Bei bisherigen Produktionen führte Elke Ohlrogge Regie. Als sie der Theatergruppe mitteilte, dass sie ein Jahr lang Pause einlegen wolle, war zunächst die Sorge groß. Über Ohlrogge entstand jedoch schnell der Kontakt zu Gresselmeyer, der sich schließlich schnell und gut in die Gruppe integrieren konnte.

Martin Gresselmeyer absolvierte Mitte bis Ende der 90er Jahre eine Schauspielausbildung am Waldau-Theater in Bremen. Da das Theater zur damaligen Zeit für den Eigenbedarf Schauspieler ausbildete, erlernte Gresselmeyer auch zeitgleich Plattdeutsch. Er kann sich noch gut an seine erste Rolle auf der Bühne des Waldau-Theaters erinnern: „Wir spielten ,Dat Schörengericht', der zerbrochene Krug, und ich verkörperte den Büttel. Vier Worte hatte meine Rolle.“ Für Gresselmeyer war das Theater eine Berufung. Er habe zwar noch nicht zu seiner Schulzeit Theater gespielt, jedoch immer mit Freude Leute unterhalten. Das Stück, „Currywurst un Pommes“ habe er ausgewählt, weil es nach seiner Erfahrung Schauspielern wie Zuschauern gleichermaßen Spaß bereitet.

Die Satire spielt in einem Imbiss an einer Autobahn. Penny, dargestellt von Inge Apel, betreibt das kleine Lokal seit 30 Jahren, und dank der Lage ihres Imbisses bekommt sie zahlreiche bunte Figuren zu Gesicht. Neben Stammgästen schneien auch Nonnen oder Musik-Groupies herein. Im Verlauf des Zweiakters sind es zirka 50 Besucher, die mal länger, mal kürzer oder auch zum wiederholten Male auftauchen. Für Inge Apels zehn Schauspielkollegen bedeutet das jede Menge Rollenwechsel. Inge Apel bleibt der Kostümwechsel zwischen den tendenziell kurzen Szenen erspart, sie bildet als Imbissbetreiberin Penny die Konstante des Stückes. Verbunden damit ist viel stummes Schauspiel, indem sie auf die Unterhaltungen oder Aktionen von Gästen reagiert. „Meine eigenen Erfahrungen aus dem Gastronomie-Bereich kommen mir bei der Rolle definitiv zugute,“ sagt Apel.

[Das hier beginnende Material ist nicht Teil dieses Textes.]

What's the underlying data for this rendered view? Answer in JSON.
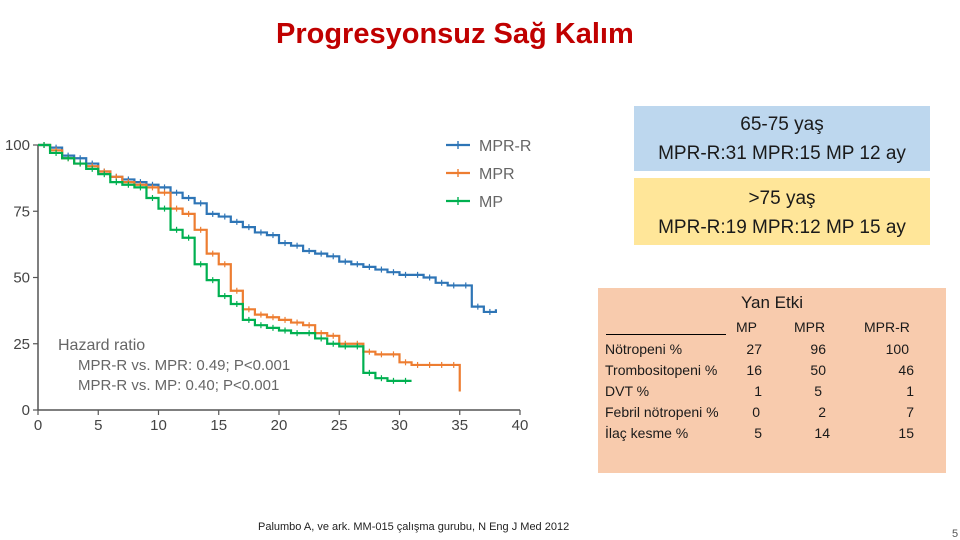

Das mit Pause etwa zweistündige Stück wird auf der Bühne in Beckers Restaurant, Frankenburg 27 aufgeführt. Der Eintritt kostet acht Euro. Kartenreservierungen sind dienstags bis donnerstags von 16 bis 20 Uhr bei Agate Baltrusch unter Telefon 04298/3 13 27 möglich, Tischreservierungen für das Restaurant unter 04298/35 16. Die Premiere findet am Sonnabend, 2. Februar, um 20 Uhr statt. Weitere Termine: 3. Februar, 10. Februar, 17. Februar, 24. Februar und 3. März um 15.30 Uhr. 10. Februar, 14. Februar, 17. Februar, 22. Februar, 24. Februar, 3. März, 8. März, 9. März um 20 Uhr.